Photoirradiation-enhanced behavior via morphological manipulation of CoFe₂O₄/g-C₃N₄ heterojunction for supercapacitor and CO₂ reduction

Regulating the morphology of graphitic carbon nitride (g-C₃N₄, CN) and constructing CoFe₂O₄/g-C₃N₄ (CFO/CN) heterojunctions were adopted in the photocatalytic energy storage and photocatalytic CO₂ reduction (PCR). CFO/CNS had outstanding light response ability, while CFO/CNT possessed excellent charge transfer ability. Consequently, CFO/CNT electrode exhibited the highest specific capacitance without light, CFO/CNS electrode showed the most obvious photo-enhanced capacitance behavior with an increase by 21.05 % under light. This was ascribed to the generation and separation of photo-generated carriers, promoting oxidation/reduction reactions.
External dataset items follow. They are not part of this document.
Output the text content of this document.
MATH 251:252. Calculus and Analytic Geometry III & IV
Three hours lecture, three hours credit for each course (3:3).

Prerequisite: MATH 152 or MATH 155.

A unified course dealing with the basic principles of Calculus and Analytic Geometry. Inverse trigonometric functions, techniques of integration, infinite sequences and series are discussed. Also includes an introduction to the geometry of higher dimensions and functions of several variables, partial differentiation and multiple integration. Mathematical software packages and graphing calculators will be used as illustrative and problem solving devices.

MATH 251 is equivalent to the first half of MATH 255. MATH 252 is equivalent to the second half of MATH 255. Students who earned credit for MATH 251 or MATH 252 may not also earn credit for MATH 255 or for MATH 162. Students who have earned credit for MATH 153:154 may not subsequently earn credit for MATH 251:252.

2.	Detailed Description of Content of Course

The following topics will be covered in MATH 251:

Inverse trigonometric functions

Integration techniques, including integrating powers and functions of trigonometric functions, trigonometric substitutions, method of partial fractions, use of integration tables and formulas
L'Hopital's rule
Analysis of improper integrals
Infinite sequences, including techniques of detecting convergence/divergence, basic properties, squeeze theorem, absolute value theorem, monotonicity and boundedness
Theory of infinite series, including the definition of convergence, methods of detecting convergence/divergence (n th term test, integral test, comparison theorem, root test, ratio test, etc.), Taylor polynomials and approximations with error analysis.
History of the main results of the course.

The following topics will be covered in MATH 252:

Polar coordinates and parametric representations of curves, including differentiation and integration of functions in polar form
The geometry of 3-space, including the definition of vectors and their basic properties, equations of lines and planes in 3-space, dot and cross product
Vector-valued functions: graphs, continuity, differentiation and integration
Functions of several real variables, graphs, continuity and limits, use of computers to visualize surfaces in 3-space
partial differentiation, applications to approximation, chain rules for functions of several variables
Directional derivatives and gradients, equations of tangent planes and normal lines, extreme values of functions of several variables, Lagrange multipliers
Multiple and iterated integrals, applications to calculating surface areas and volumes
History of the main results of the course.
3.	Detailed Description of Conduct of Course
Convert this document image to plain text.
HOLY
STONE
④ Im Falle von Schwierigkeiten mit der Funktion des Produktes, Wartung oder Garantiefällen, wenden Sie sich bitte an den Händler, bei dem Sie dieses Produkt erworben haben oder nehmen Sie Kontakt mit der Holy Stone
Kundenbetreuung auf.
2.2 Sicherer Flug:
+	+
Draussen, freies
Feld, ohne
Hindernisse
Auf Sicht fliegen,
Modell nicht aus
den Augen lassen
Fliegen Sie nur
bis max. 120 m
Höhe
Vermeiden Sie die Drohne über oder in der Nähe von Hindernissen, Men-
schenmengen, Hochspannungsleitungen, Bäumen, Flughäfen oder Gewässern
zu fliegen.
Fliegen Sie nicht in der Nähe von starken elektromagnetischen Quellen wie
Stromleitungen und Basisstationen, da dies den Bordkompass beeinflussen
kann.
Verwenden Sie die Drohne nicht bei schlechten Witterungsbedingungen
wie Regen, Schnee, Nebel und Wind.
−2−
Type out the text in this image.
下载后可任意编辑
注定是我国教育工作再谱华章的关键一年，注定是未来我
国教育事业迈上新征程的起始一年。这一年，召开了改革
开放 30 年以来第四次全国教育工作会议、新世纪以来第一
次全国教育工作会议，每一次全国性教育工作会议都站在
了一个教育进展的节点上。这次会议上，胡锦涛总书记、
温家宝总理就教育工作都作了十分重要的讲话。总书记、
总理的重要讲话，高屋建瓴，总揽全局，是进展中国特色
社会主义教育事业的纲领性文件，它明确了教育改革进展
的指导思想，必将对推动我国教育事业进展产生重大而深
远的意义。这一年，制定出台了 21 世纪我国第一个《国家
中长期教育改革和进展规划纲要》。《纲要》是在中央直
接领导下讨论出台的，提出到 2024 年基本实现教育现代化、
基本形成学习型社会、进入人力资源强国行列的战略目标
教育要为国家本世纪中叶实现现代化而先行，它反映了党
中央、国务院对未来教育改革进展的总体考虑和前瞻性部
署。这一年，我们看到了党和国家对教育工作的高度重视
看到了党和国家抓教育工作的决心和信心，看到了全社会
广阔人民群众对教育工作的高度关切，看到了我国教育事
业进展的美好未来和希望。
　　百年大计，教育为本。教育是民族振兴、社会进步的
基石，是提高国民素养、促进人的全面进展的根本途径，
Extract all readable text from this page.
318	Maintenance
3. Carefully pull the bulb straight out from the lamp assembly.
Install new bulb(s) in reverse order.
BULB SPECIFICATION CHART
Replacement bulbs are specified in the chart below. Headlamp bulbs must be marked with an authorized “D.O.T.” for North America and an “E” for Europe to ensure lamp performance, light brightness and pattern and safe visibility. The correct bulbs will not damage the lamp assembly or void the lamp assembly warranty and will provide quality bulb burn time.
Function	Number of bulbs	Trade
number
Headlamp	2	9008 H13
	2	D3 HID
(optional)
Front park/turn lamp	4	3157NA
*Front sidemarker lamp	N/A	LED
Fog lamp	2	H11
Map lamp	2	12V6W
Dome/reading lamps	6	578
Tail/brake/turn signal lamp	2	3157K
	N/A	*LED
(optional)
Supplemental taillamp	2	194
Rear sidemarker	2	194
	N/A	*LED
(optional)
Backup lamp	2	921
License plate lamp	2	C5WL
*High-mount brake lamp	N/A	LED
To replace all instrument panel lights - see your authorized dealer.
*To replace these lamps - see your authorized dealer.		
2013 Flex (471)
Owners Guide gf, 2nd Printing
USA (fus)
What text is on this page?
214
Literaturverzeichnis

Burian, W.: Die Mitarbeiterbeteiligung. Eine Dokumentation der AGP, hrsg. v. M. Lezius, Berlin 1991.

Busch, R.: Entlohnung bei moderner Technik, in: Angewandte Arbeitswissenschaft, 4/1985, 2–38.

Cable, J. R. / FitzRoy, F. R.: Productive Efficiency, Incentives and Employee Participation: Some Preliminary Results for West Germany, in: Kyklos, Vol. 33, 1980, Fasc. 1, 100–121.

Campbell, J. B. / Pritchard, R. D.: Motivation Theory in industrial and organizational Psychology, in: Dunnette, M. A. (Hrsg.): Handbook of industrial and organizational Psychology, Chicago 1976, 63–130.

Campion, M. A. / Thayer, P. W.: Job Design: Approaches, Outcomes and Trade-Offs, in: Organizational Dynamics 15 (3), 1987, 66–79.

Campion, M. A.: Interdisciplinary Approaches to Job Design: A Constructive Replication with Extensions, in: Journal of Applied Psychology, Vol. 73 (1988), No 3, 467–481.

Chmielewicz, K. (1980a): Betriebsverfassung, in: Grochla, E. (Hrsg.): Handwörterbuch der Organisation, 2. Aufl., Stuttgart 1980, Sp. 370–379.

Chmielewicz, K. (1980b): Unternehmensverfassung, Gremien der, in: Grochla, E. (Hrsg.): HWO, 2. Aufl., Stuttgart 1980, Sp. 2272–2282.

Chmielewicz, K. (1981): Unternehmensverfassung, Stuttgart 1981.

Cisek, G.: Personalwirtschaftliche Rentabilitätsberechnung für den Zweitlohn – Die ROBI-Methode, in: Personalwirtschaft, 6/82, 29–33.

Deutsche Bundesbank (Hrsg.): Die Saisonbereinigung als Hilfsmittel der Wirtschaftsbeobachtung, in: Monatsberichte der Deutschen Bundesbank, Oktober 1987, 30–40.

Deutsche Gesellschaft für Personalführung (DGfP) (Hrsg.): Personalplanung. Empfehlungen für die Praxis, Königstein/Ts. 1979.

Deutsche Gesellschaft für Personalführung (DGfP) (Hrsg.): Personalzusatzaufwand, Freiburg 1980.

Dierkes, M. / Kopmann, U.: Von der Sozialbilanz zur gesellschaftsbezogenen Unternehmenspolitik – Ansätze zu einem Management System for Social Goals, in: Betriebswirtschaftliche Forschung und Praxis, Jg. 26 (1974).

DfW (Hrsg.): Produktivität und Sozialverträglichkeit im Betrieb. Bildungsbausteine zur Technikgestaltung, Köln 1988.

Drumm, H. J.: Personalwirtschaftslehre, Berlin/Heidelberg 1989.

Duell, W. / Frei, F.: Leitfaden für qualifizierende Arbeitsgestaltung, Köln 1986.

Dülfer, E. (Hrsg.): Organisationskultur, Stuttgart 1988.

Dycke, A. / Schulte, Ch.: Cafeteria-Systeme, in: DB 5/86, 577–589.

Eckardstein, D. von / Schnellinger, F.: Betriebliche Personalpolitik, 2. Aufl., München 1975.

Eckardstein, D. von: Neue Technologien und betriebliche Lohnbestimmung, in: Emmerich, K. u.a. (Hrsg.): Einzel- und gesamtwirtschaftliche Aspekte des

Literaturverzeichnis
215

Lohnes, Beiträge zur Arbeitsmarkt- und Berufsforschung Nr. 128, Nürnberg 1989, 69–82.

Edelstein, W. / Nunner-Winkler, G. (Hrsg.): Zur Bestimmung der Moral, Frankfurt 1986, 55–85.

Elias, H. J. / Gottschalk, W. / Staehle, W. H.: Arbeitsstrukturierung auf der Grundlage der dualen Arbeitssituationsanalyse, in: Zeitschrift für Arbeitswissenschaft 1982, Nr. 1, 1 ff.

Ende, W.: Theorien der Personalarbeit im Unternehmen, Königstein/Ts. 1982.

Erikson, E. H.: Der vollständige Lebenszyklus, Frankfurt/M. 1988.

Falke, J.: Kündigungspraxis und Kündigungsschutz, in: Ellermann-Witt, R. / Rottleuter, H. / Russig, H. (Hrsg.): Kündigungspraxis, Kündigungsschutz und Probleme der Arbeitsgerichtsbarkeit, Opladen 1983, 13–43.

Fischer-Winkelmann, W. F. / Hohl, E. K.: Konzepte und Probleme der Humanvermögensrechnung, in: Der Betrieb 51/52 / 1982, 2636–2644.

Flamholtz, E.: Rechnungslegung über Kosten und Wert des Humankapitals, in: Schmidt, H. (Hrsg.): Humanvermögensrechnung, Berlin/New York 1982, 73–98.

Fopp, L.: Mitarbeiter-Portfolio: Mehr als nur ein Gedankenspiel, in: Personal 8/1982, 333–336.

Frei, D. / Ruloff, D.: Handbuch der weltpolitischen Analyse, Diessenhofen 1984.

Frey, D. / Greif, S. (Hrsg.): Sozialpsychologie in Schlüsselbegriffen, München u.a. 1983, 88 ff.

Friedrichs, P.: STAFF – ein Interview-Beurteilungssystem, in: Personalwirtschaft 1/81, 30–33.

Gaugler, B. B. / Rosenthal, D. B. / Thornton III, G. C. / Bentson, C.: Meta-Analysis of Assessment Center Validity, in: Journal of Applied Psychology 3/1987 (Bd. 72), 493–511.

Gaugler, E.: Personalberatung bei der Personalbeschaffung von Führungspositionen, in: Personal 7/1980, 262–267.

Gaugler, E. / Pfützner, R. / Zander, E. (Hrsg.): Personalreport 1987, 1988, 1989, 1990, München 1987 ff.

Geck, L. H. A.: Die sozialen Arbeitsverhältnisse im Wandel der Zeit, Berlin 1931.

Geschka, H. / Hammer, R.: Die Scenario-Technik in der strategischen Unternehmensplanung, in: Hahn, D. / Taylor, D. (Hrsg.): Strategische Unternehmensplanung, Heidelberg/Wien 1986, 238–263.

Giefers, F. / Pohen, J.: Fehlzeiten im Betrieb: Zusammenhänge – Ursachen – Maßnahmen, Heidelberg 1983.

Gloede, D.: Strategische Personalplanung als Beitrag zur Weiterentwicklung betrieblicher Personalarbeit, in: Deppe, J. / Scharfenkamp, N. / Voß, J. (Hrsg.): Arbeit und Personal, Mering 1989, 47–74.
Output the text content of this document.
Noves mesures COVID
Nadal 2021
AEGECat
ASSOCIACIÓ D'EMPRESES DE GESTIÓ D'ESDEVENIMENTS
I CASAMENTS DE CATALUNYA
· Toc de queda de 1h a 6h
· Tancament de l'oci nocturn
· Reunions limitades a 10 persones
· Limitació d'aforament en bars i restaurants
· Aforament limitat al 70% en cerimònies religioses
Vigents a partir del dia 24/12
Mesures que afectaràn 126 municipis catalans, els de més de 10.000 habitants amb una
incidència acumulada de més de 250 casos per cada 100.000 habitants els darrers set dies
And in PCR, the electron consumption rates of four CFO/CN heterojunctions were CFO/CNT > CFO/BCN > CFO/MCN > CFO/CNS. CFO/CNT presented the highest photocatalytic activity, attributing to the strong redox ability and photo-enhanced electron transfer. This strategy of utilizing CFO/CN heterojunctions to construct photo-enhanced supercapacitor electrodes and photocatalytic CO₂ reduction catalysts provided new ideas for energy conversion and storage.